What makes a Unicode code point safe?

Base64 is used to encode arbitrary binary data as "plain" text using a small, extremely safe repertoire of 64 (well, 65) characters. Base64 remains highly suitable to text systems where the range of characters available is very small — i.e., anything still constrained to plain ASCII, and it makes just about the best possible use of that small range of characters.

However, now that Unicode rules the world, the range of characters available to us is often significantly larger. This increases our expressive power and in many situations it increases the amount of data which can be encoded in a Unicode string. This led to the creation of:

  • Base32768, optimised for UTF-16 (93.75% efficiency vs. 37.5% for Base64),
  • Base65536, optimised for UTF-32 (50% efficiency vs. 18.75% for Base64) and old-school 140-character Twitter (280 bytes per Tweet vs. 105 bytes per Tweet for Base64), and
  • Base2048, optimised for new-style 280-character Twitter (385 bytes per Tweet vs. 210 bytes per Tweet for Base64).

Choosing characters to use for these encodings might at first sound like a simple task. Naïvely, Base65536 could even be a one-liner! But in fact there are many things which can make a Unicode character unsuitable for this purpose, and we need to be very careful.

So:

What makes a Unicode character safe to use when encoding data?

The more we know about Unicode, the more complicated this question becomes.

Perhaps the best way to start to answer this question is to list the characters which would be considered unsafe, and the reasons why.

  • No unassigned (A.K.A. "reserved") code points. Unassigned code points have unpredictable, potentially undesirable characteristics (see below) if they ever do get assigned. As of Unicode 10.0, this constrains us to 276,271 code points from the full 1,114,112-code point range.

  • No non-characters, as these are reserved for internal use by Unicode.

  • No private-use characters, as these may have undesirable characteristics assigned to them by their private users.

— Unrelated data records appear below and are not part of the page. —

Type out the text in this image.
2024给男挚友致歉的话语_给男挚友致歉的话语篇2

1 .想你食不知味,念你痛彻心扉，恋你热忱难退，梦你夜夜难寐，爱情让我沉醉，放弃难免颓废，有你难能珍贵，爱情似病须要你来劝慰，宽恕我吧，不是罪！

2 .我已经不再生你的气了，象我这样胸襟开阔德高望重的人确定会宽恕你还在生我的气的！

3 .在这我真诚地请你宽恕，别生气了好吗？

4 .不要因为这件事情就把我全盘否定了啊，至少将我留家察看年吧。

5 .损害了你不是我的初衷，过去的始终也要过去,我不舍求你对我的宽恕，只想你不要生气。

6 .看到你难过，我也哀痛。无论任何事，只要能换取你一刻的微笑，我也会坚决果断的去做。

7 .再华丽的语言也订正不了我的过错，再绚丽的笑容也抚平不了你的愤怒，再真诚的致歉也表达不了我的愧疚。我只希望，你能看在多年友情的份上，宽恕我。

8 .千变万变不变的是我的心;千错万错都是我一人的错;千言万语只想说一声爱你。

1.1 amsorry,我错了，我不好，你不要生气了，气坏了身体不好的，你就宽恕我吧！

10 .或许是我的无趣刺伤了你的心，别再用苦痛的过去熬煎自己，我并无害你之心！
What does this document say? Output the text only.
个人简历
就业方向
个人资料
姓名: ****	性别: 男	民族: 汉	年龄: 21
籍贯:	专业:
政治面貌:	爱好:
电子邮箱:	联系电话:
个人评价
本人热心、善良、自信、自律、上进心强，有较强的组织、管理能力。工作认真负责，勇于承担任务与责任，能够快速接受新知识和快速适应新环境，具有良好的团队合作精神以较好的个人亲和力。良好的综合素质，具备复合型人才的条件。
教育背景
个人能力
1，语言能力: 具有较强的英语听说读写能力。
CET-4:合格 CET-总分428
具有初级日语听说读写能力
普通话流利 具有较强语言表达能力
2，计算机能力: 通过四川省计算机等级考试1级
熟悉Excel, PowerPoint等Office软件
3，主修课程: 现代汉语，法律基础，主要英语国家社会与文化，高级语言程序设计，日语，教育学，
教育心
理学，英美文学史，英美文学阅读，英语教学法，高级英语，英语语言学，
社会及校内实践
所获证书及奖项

  • No surrogates. These are intended to be used in pairs to encode non-BMP Unicode characters in UTF-16; using them as part of our encoding would probably involve using them individually, potentially raising issues if our encoded string is sent as UTF-16 to a recipient which is expecting something well-formed, or if our encoded string makes use of the actual non-BMP Unicode characters themselves.

  • No format characters. This includes zero-width spaces, soft hyphens and bidirectionality controls. These are frequently unprintable.

  • No control characters. This includes nulls, bell characters and other weird unprintable ASCII characters like U+007F DELETE. In general, anything unprintable is to be avoided.

  • We will also be avoiding control characters like tabs, carriage returns and line feeds, as well as separator characters such as spaces; in general we will avoid all whitespace characters. Whitespace may be eliminated or corrupted when the text is passed through, for example, an XML document. Also, a person trying to select that text may accidentally miss the whitespace, particularly if the whitespace is leading or trailing. Plus, it's desirable to be able to break the text up, e.g. wrapping with a line break every 80 characters, without corrupting the text's meaning. So, ideally, we should be able to ignore whitespace in the text when decoding it.

  • No punctuation characters, including hyphens, opening and closing bracket characters and initial and final quotes. This will mean that our encoded Unicode string can be safely put inside brackets or quotes if need be, without needing to be escaped, without causing ambiguity or inadvertently terminating the quoted or bracketed string.

  • No combining characters, including diacritics. These are hazardous if our encoding allows a combining character to appear first in the text. It's simpler to discard them altogether.

Note that the above constraints rule out several entire General Categories of Unicode characters: "Mark", "Punctuation", "Separator" and "Other". This leaves the General Categories "Symbol", "Number" and "Letter".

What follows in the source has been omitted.